Di Bukowski vive a Roma Sud, inoltre, mi va di spendere due parole anche sul linguaggio utilizzato da Giulio Savoldi. Direttoesplicitolibero, senza mezzi termini, crudo. A volte troppo crudo. Ma quello che conta è soprattutto che abbia una veridicità devastante. Roma è raccontata dal basso, e dal basso si eleva meglio di quella Roma raccontata ne La grande bellezza.

 

 

Disegno di Giulio Archidiacono

 

È tra le vie di Trastevere e sotto la pioggia battente che nascono le storie di Giulio Salvioli, quelle di Murvo, Stronzo e Gino. Quelle che se le racconti sai che ci sono, che esitono. E sai che le cose brutte, magari, al momento le maledici, ma poi le ringrazi perché ti fanno diventare quello che sei. Ed è dentro questa Roma così vera e sporca d’amoresesso, birra, donne, amici e bar, discorsi filosofici da ubriachi, di uomini che sudano lavorando, “gli eroi arancioni” che le anime perse e dannate si ritrovano. Magari ebbri di una vita che costa e che fa male, filosofi di notte, tra le braccia di una prostituta che chiede solo amore

 

“Tu vieni e muori, lei rinasce.”

 

E poi c’è l’amore, quello bello, quello che non fa sconti, quello che non è solo sesso ma è anche quello. C’è un elogio alla libertà delle donne. Perché anche alle donne piace il sesso, e non ne hanno sempre paura. Una dimensione vera, in un racconto che sa rivelarsi poetico, nonostante tutto. Un Tropico del Cancro di Miller all’italiana. Sapete, quando suona e vibra la corda della realtà, anche la più brutalmente bella ti si aspre un po’ anche il cuore. Perché ce l’ho anche io uno più maledetto di Bukowski attaccato alla realtà più cruda.

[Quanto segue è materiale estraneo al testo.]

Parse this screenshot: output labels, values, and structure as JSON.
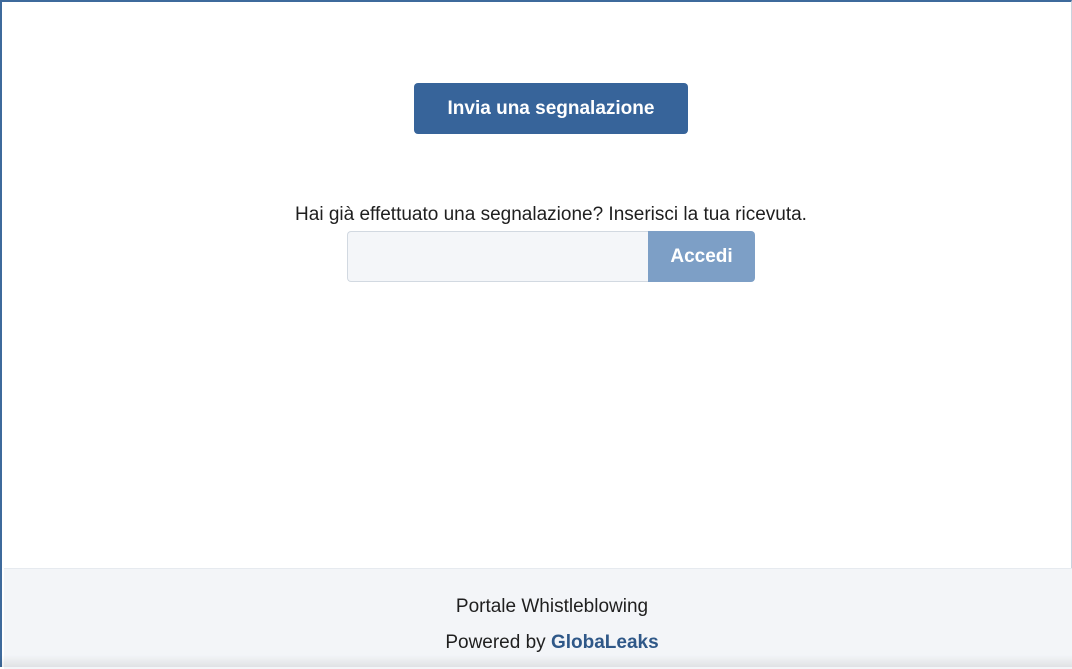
{
  "main": {
    "submit_report_label": "Invia una segnalazione",
    "receipt_prompt": "Hai già effettuato una segnalazione? Inserisci la tua ricevuta.",
    "receipt_input_value": "",
    "login_label": "Accedi"
  },
  "footer": {
    "portal_name": "Portale Whistleblowing",
    "powered_by_prefix": "Powered by",
    "brand_name": "GlobaLeaks"
  },
  "colors": {
    "primary": "#37649a",
    "primary_disabled": "#7d9fc6",
    "frame_border": "#3e6a9c",
    "footer_bg": "#f3f5f8",
    "brand_link": "#2f5888"
  }
}
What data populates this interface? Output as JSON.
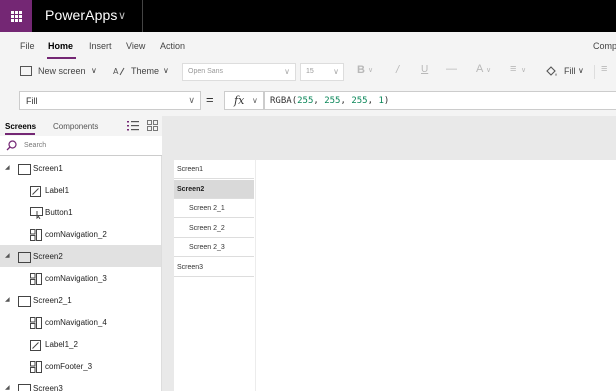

Però quando gli accarezzo la testa e lui chiude gli occhi tranquillo, capisco che la poesia non è tutta lì, ma una buona parte d’amore e di realtà ce la devi pure mettere ce la devi mettere anche quando smadonni se piove e inciampi sui san pietrini.

 

Si ringrazia “Alter Erebus” per avermi concesso la copia gratuta del libro, e anche Giulio, che oltre ad avermi fatto capire come mai i “nonnetti” guardano con tanta ammirazioni quelli che lavorano nei cantieri, ci ha messo tutta quest’anima bella che si ritrova per rispondermi e scrivere. Un grande capolavoro.